Slow demand and weak board prices are driving the downtime at Chinese board mills

Nine Dragons Paper (Holdings) has set forth more downtime plans for three mills in China, which is estimated to trim its recycled containerboard production by a total of 79,000 tonnes by early May.

The company suspended a 550,000 tonne per year (tpy) recycled containerboard machine, dubbed PM 40, at its mill in Chongqing municipality in the southwestern part of the country on April 7 and it is set to remain offline for 30 days. The prolonged stoppage is expected to cut the output of testliner and corrugating medium by approximately 49,000 tonnes.

The company is also slowing production at its 1 million tpy recycled containerboard mill in Tangshan city, in the northern province of Hebei.
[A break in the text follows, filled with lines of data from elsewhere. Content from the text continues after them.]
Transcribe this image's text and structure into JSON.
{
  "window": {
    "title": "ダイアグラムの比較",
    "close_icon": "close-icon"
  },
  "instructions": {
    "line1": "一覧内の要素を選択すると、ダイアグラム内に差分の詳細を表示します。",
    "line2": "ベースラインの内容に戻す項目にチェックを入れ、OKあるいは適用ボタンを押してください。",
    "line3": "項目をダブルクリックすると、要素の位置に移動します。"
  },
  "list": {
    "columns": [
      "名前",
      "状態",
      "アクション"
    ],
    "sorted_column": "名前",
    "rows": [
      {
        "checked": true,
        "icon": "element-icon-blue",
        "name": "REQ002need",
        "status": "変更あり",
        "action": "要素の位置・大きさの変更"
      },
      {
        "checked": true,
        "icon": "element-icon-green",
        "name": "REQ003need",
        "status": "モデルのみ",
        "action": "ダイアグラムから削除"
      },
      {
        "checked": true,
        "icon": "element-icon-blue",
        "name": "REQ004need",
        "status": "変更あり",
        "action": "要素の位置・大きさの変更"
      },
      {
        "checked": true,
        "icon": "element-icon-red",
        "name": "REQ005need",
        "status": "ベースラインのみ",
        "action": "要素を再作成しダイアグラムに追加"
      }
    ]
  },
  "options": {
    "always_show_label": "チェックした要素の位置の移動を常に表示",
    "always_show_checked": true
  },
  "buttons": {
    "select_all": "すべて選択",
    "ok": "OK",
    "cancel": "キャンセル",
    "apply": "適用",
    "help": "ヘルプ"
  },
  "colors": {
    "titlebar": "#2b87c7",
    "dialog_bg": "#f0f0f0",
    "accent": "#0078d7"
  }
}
The 350,000 tpy Y6 machine there is going through a 10-day outage, which started on April 10 and will cut the mill’s kraft-top liner output by around 10,000 tonnes.

In the nearby Tianjin municipality, the company boasts five packaging board production lines with a combined capacity of 2.15 million tpy.

The 450,000 tpy recycled linerboard unit PM 25 there is scheduled to suspend operations for 15 days from April 14, which will reduce its kraft-top liner output by nearly 20,000 tonnes.

The slowdown is part of a wider Chinese mill curtailment

These halts have come on top of Nine Dragons’ extensive production curtailment arrangements, which started mid-February and have affected the three facilities above as well as its board mills in Guangdong, Fujian and Jiangsu provinces.

If all the scheduled shutdowns, which Nine Dragons ascribed to maintenance purposes, are carried through, the company will trim nearly 719,000 tonnes of board supply between mid-February and mid-May.

Other recycled packaging board producers in China have also been curbing production on various scales since early February.

Sluggish packaging demand and weak board prices are the key drivers behind the widespread downtime at Chinese board mills.

The large-scale supply cuts appear to have balanced the market and eased the downward pressure on board prices. Some producers have started pushing for hikes, typically of Renminbi (RMB) 50 ($7.30) per tonne, for their recycled containerboard grades since last week. It remains to be seen by how much transaction prices will rise.